Provincial pesticide changes approved

By KISS News Staff
December 15, 2015 - 3:32pm

VICTORIA — The B.C. government has approved changes to the way pesticides are dealt with, but the new measures won't take effect until next summer.

The changes will require a pesticide user license for commercial properties and 
service providers, or a certificate for residents to apply most pesticides in private landscaped areas.

Another new rule will require most domestic-class pesticides to be displayed "behind the counter" so consumers can't access to them without the 
assistance of a certified dispenser.

Environment Minister Mary Polak says the changes will take effect July 1st, giving stakeholders and the public time to review the measures and come into compliance with them.

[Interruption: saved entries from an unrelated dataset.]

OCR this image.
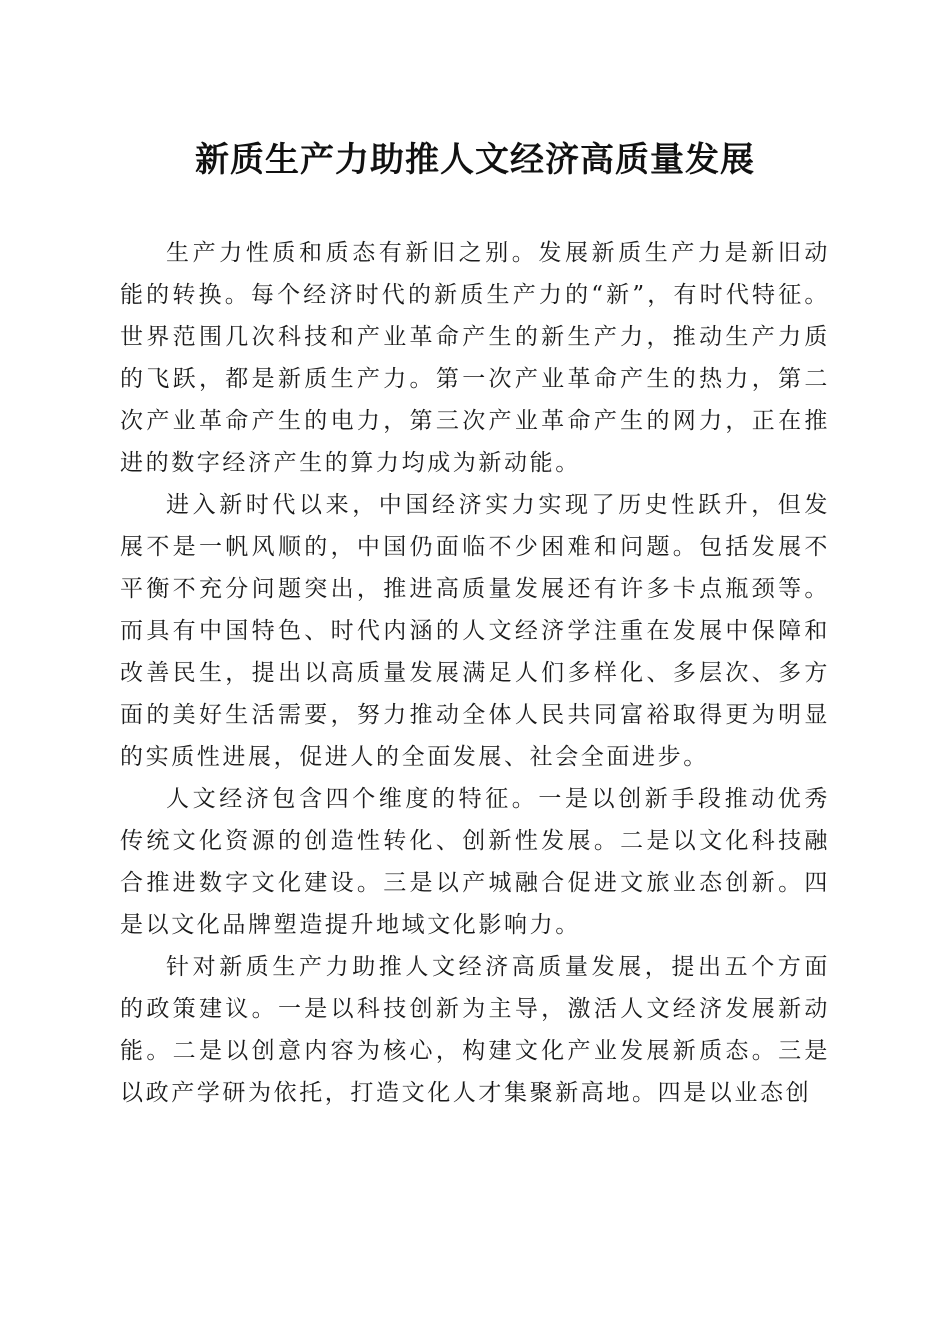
新质生产力助推人文经济高质量发展

生产力性质和质态有新旧之别。发展新质生产力是新旧动能的转换。每个经济时代的新质生产力的“新”，有时代特征。世界范围几次科技和产业革命产生的新生产力，推动生产力质的飞跃，都是新质生产力。第一次产业革命产生的热力，第二次产业革命产生的电力，第三次产业革命产生的网力，正在推进的数字经济产生的算力均成为新动能。

进入新时代以来，中国经济实力实现了历史性跃升，但发展不是一帆风顺的，中国仍面临不少困难和问题。包括发展不平衡不充分问题突出，推进高质量发展还有许多卡点瓶颈等。而具有中国特色、时代内涵的人文经济学注重在发展中保障和改善民生，提出以高质量发展满足人们多样化、多层次、多方面的美好生活需要，努力推动全体人民共同富裕取得更为明显的实质性进展，促进人的全面发展、社会全面进步。

人文经济包含四个维度的特征。一是以创新手段推动优秀传统文化资源的创造性转化、创新性发展。二是以文化科技融合推进数字文化建设。三是以产城融合促进文旅业态创新。四是以文化品牌塑造提升地域文化影响力。

针对新质生产力助推人文经济高质量发展，提出五个方面的政策建议。一是以科技创新为主导，激活人文经济发展新动能。二是以创意内容为核心，构建文化产业发展新质态。三是以政产学研为依托，打造文化人才集聚新高地。四是以业态创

The amendments to the Integrated Pest Management Regulation include the following:

* Requiring a pesticide user licence (for commercial properties and service providers) or certificate (for residents) to apply most pesticides in private landscaped areas.

* Establishing a list of pesticides (called Schedule 5) that can be used in landscaped areas without a license or certificate.

* Requiring residents/public to be notified about use on private land in specific situations.

* Requiring most domestic-class pesticides to be displayed "behind the counter" so consumers cannot access to them without the assistance of a certified dispenser.

Commercial properties will require a pesticide user non-service license which will cost $250 per year. However, homeowners will be able to take a free online course and exam to earn a certificate to use pesticides on landscaped areas of their property. Alternatively, commercial and residential property owners can choose to hire a licensed service company.

Property owners will not be required to have a certificate if they want to use domestic-class pesticides on food gardens or hobby farms, or to control pests such as rodents or carpenter ants that damage buildings.

The amendments to the IPMR will also require businesses to give notice when pesticides are used on private property which the public may access. This includes private golf courses, cemeteries and commercial facilities.